アートワークを含め、印象的さや掴みやすさはほとんどない。混沌とした所在なげなムードが全体を流れる。しかし、聴き進めるうちに妙に生活の一部に馴染み溶け込んでいく。アルバムという大きな流れの中でストーリーが展開されていき、まるでひとつの映画のような印象だ。疾走感のあるポップなサウンドから、ゆったりとしたファンクを経て徐々にムードに変化が生まれ始める。そしてこのアルバムのハイライトと言えるだろう「船の上」「漂う船」。不安な気持ちになるような、穏やかな気持ちになるようなインストが、アルバム全体に大きな を印象を与えている。とくにギターの音色に中毒性があり、初めてライブで見たときは呆然と眺めることしかできなくなる不思議な感覚があった。このアルバムは言うまでもなく、今作オリジナルのミツメ・サウンドが構築された大作だ。

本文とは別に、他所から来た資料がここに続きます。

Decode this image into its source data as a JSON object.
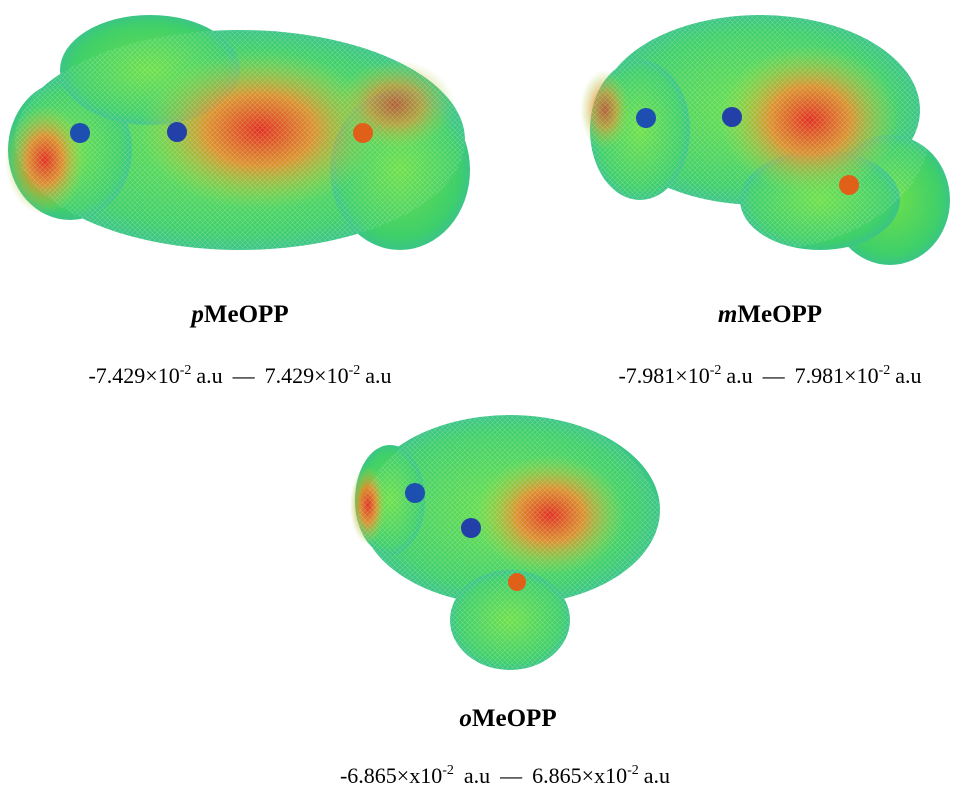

前作は、録音物でしか表現できない音をテーマに制作された実験作で、サウンドにも厚みがあった。その反動か、その後は”音の少なさ”を突き詰め、4人で演奏するバンド・サウンドを追求している。初期作品から遡ってみても、やはりシンプルに構成されたスカスカな音に平熱なボーカルがのって淡々と流れていくそれこそ、ミツメの音楽の完成系だ。「多重録音で制作した曲をライブで披露するには手が足りない」と彼らが語っていたように、今作はライブでの演奏に乖離をなくした4人の姿がハッキリと見える。リリース直後の完全再現ライブは、何度もライブに足を運んできた私には ”バンド演奏にこだわる”という前提があったからこそ、リリース直後の完全再現ライブは意味があるものだったと思えるし、何度聴いてもあの日の渋谷WWWで見た4人がイヤホンからも聴こえてきて、なんともスリリングなのだ。 

最近では海外でのライブ活動も多く、ミツメの音楽は場所を選ばない。そしてミツメの音楽は”聞きたい気分”も選ばない。悲しかった日も楽しかった日も、どんな気分にも似合う。楽器さえあればどこにいても演奏でき、どんな気分にも似合うのがA Long Dayなのかもしれない。